With sturdy webbing handles and boxy storage, the Market Pannier was even capable of hauling power tools, decking screws, and scooby-snacks. Though, the poorly distributed weight was tough to ride with.

To keep tabs on each panniers overall durability, we monitored how well each bag would stand up to the harsh conditions of life on the frontier. We kept our eyes peeled for not just cosmetic scuffs but also critical failures in hardware and materials that would be detrimental to the panniers performance.

Weatherproofing


The thin but critical margin between waterproof and merely water resistant demands your attention when selecting the proper bike bag. Wouldn't you like to know that your gear, possibly electronics, is more than just part-way protected from road spray or downpours? Furthermore, it's good to know it will stand up to other elements like the beating sun, and muddy trails. To more wholly capture the spectrum of elemental-security, we chose to test for comprehensive weatherproofing and not just waterproofing. To test for resilience in wet conditions, we had a two-tier waterproofing test. First, we packed each pannier with newspaper wads—in both main compartments and extra pockets—and sealed them up using all the available water protection features. After they were secure, we left them outside overnight in the rain. In the morning, we checked to see how much moisture, if any, had been let into the bags by checking the relative dampness of the newspaper inside.

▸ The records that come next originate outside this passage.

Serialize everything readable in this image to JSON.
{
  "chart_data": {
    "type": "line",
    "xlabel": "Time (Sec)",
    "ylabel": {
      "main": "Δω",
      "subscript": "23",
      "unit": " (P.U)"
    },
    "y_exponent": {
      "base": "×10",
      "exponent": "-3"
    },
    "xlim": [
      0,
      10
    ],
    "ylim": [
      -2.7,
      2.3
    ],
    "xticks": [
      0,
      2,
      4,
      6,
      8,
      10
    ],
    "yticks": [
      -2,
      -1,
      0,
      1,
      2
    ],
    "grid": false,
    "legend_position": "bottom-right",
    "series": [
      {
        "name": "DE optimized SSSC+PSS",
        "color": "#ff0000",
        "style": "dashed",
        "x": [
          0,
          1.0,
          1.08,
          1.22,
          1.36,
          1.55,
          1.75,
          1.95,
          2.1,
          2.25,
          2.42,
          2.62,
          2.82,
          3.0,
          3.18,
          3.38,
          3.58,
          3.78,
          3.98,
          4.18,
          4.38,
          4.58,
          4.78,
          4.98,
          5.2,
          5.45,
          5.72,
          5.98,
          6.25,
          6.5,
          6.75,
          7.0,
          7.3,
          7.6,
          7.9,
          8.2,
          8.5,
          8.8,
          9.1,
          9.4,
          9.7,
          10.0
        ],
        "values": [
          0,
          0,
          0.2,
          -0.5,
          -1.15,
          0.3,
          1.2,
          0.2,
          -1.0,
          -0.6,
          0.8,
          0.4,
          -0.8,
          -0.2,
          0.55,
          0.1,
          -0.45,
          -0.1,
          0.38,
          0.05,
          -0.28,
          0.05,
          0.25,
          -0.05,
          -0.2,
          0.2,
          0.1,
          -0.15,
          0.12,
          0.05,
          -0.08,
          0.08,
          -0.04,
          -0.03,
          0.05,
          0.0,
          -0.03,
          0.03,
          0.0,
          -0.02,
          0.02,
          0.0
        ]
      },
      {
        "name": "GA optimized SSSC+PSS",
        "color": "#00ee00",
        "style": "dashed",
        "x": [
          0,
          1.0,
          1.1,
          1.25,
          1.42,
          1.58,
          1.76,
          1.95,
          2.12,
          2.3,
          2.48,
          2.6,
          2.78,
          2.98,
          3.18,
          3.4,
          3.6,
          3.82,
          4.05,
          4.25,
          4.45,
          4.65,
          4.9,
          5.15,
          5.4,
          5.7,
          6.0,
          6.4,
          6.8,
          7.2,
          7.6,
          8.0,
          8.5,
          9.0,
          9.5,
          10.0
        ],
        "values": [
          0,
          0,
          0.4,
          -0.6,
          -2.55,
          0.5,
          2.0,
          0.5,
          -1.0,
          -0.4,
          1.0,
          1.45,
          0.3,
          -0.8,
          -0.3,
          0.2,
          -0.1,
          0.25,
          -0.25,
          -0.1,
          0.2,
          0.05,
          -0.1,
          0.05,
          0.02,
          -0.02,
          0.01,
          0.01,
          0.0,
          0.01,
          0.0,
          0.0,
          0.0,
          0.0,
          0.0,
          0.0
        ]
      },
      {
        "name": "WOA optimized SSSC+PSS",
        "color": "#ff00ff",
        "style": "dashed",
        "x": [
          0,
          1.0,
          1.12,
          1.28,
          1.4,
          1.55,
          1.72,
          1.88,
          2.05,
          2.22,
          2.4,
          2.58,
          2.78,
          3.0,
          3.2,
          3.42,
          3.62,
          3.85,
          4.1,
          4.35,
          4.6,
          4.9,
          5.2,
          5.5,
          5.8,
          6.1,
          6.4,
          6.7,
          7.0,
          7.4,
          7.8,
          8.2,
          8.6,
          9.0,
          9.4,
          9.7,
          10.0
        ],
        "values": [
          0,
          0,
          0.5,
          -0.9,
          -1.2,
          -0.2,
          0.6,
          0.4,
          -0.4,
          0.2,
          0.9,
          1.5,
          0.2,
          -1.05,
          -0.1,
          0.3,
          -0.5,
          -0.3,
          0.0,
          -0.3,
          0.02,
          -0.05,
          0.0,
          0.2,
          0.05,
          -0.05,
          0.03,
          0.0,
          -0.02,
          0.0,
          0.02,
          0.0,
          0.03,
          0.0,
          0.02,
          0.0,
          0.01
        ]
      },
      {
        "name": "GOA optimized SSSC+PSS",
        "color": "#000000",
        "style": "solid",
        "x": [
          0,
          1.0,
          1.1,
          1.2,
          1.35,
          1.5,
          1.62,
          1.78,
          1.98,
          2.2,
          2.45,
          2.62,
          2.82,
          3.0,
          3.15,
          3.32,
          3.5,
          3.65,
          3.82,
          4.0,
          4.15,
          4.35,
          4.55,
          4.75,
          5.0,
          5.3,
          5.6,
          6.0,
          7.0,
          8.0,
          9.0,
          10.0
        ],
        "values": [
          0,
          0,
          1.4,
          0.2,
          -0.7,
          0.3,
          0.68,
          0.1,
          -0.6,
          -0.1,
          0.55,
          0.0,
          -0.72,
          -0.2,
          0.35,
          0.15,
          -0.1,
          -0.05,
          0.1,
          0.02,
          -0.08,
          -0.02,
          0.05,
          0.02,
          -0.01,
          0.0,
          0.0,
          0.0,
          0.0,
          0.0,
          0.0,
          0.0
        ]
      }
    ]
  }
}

The second phase of this waterproofing test was more intensive. We sent each bag for a swim in the creek while attached to a rope (also a good measure of durability). Afterward, we fully submerged each pannier and held them underwater for a total of 15 seconds. Similar to the rain test, we used wads of newspaper to monitor how much moisture was let into each bag.

With superior waterproofing and storage volume  the Back-Roller Classic is a great choice for longer tours.
With superior waterproofing and storage volume, the Back-Roller Classic is a great choice for longer tours.

In addition to simulated conditions, we also used the panniers during full-on sideways rain in the Wrangell Mountains. During these rides, we encountered a good deal of mud and slop, in addition to rain. Beyond performance in wet conditions, we also took note of the effects on performance during dry, dusty days on the trail. How easily could fine-particle sand or trail debris enter pockets and openings? We paid close attention to how well each bag operated once it had gotten thoroughly soaked and covered in silt. Specifically, we checked to see whether or not mud had any effect on the function of closures, straps, and mounting hardware.

Ease of Use


This metric was the least weighted in our testing plan, but that doesn't mean it wasn't important. To us, Ease of Use translates to ergonomics, user-friendliness, and overall satisfaction with the product. We also used this metric to provide scores for additional features that didn't fall into the other four categorical distinctions. Details like reflective materials, shoulder straps, hidden pockets, or other features that either add to or take away from the user experience were factored into Ease of Use.